Does 5HT play a neurotransmitter role in mammalian retina? Studies on uptake and potassium-stimulated release of 14C-5HT and 14C-GABA from bovine and rabbit retina slices.

Slices of the bovine and rabbit retina actively took up 14C-5HT from the incubation medium; the process was temperature- and Na+-dependent. Concentration-dependent inhibition of 14C-5HT uptake into retinal slices by fluoxetine and citalopram, as well as relative ineffectiveness of nomifensine and nisoxetine, indicate that the uptake process is specific.

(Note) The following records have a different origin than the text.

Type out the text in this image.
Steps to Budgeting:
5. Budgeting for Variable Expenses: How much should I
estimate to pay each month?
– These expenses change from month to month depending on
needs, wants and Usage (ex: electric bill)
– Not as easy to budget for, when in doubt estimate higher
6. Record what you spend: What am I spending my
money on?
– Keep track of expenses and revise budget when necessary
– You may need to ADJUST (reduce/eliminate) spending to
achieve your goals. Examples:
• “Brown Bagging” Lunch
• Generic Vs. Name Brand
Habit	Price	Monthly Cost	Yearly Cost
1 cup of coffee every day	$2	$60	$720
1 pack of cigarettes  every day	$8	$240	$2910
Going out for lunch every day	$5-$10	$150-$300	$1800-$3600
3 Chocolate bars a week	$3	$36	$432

Exposition of the retina slices of both rabbit and cow to high K+ concentrations (25-70 mM) did not result in any change in the release of radioactivity (compared to basal outflow) when studied in a standard superfusion system. Under the same experimental conditions, 50 mM K+ stimulation of the bovine retina slices preloaded with 14C-GABA clearly enhanced outflow of 14C-radioactivity. Inability of K+ stimulation to increase the release of 14C-5HT from the bovine and rabbit retina slices does not support the idea that 5HT acts as a retinal neurotransmitter in the studied mammals. A possibility is discussed that in mammals 5HT, being actively and selectively taken up by some retinal elements, may serve as a precursor for a functionally active compounds, e.g. melatonin. In contrast to 5HT, K+ evoked 14C-GABA release from the bovine retina slices supports the contention that GABA is a neurotransmitter in some retinal cells.